In March 2002, Reuters reported that maternity wards in Sweden were using underpants as caps for newborns. Why? Because when they use real baby caps, people steal them. “We got tired of buying new caps all the time,” said one nurse; so they started using adult hospital-issue underwear instead. She said if you roll up the underpants nicely on the baby’s tiny head, it doesn’t look that bad.

MODERN ART UNDERWEAR

In April 2001, San Francisco conceptual artist Nicolino unveiled his latest sculpture: a 1,000-pound “Bra Ball” made up of bras donated by 20,000 women, including supermodel Naomi Campbell. That wasn’t Nicolino’s first brassiere-inspired work. He once tried to fly a 40,000-bra tapestry over the White House using 10 breast-shaped helium balloons to support it.

PRISONERS’ UNDERWEAR

Officials in Linn County, Oregon, have banned underwear for jail inmates, saying it’s too expensive to wash and replace. It’s also dangerous: an inmate recently tried to hang himself with the elastic on his briefs, said a sheriff. When a prisoner protested the new policy, claiming that it’s his “constitutional right” to wear underpants, Sheriff Dave Burright noted, “I don’t remember Thomas Jefferson putting anything about underwear in the Constitution.”

“SHOW-ME” UNDERWEAR

Every July, people from all over the world travel to Berlin, Germany, to celebrate “freedom and sensuality” at the city’s annual “Love Parade.” In 2002 city officials came up with an odd promotion for the event: they decided to sell pairs of thong underwear as tickets to the subway.
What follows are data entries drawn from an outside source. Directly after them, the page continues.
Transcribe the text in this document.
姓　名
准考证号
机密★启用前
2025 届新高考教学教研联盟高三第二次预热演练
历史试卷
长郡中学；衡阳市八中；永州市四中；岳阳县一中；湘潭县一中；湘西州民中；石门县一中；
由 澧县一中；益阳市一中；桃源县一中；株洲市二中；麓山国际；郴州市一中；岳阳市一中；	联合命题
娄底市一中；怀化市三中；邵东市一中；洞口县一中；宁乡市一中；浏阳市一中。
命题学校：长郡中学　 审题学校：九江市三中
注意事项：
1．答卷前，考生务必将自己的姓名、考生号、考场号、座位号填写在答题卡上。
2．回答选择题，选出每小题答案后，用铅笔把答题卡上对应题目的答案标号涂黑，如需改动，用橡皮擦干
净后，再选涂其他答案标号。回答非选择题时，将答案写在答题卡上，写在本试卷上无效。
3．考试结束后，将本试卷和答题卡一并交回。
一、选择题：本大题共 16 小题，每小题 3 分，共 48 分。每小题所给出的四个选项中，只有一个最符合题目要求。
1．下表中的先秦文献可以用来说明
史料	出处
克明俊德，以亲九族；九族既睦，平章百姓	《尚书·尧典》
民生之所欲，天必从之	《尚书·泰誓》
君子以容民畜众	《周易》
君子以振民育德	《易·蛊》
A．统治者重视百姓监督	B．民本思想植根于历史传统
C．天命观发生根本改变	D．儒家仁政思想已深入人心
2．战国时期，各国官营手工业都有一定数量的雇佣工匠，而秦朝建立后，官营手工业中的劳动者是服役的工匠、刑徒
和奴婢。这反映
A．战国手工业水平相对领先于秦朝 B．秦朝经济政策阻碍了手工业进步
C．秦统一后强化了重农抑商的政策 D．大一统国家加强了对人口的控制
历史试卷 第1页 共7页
Available in black or white, the unisex garments cost 12 euros (about $8) and were good for travel all day. To get on the train, all riders had to do was show their thongs. Ticket inpsectors said that people wouldn’t have to remove the underwear to get on the train…but they would need to be “flashed.”

Gophers are hermits.

DUTY-FREE UNDERWEAR

Customs officers in the Czech Republic stopped a car at the border and promptly arrested the driver for smuggling. To avoid paying import duties, the man had hidden contraband inside every door and seat of the car and even behind the dashboard. The contraband: 1,400 pairs of ladies’ panties.

EDIBLE COSMIC UNDERWEAR

In 1999 Russian scientists reported that they were working to solve a problem as old as the space program: what to do with the dirty underwear? Storage space is precious on the ever-longer trips, and engineers have increasing difficulty finding room for used undies. Cosmonauts complain when they’re ordered to wear their underwear too long, so the scientists came up with a solution: develop a bacteria that can eat underwear. They hope to have it perfected by 2017. Bonus: The bacteria will also release methane gas, which could then be used as fuel.

HAVOC-WREAKING UNDERWEAR

In June 2001, after two sewer breakdowns that caused massive “solid-waste” flooding, officials in Kannapolis, North Carolina, issued this plea to residents: Stop flushing your underwear down the toilet. According to Jeff Rogers, operations manager with the Sewer Department, workers pulled wadded rags from the lift station pump…and they looked a lot like underwear. “People flush all kinds of different things that they shouldn’t be flushing,” he said. “We definitely don’t want them flushing any underpants.”

SANCTIFIED UNDERWEAR

Two women have opened a store in Raleigh, North Carolina, hoping to create a new market: lingerie for religious women. The Seek Ye First Lingerie shop appeals to women who want to be “alluring, but not sleazy,” said the two Baptist owners. Apparently customers like the idea of it’s-no-sin underwear—the owners report brisk sales at the “thong rack.”

Population of the American colonies in 1610: 350.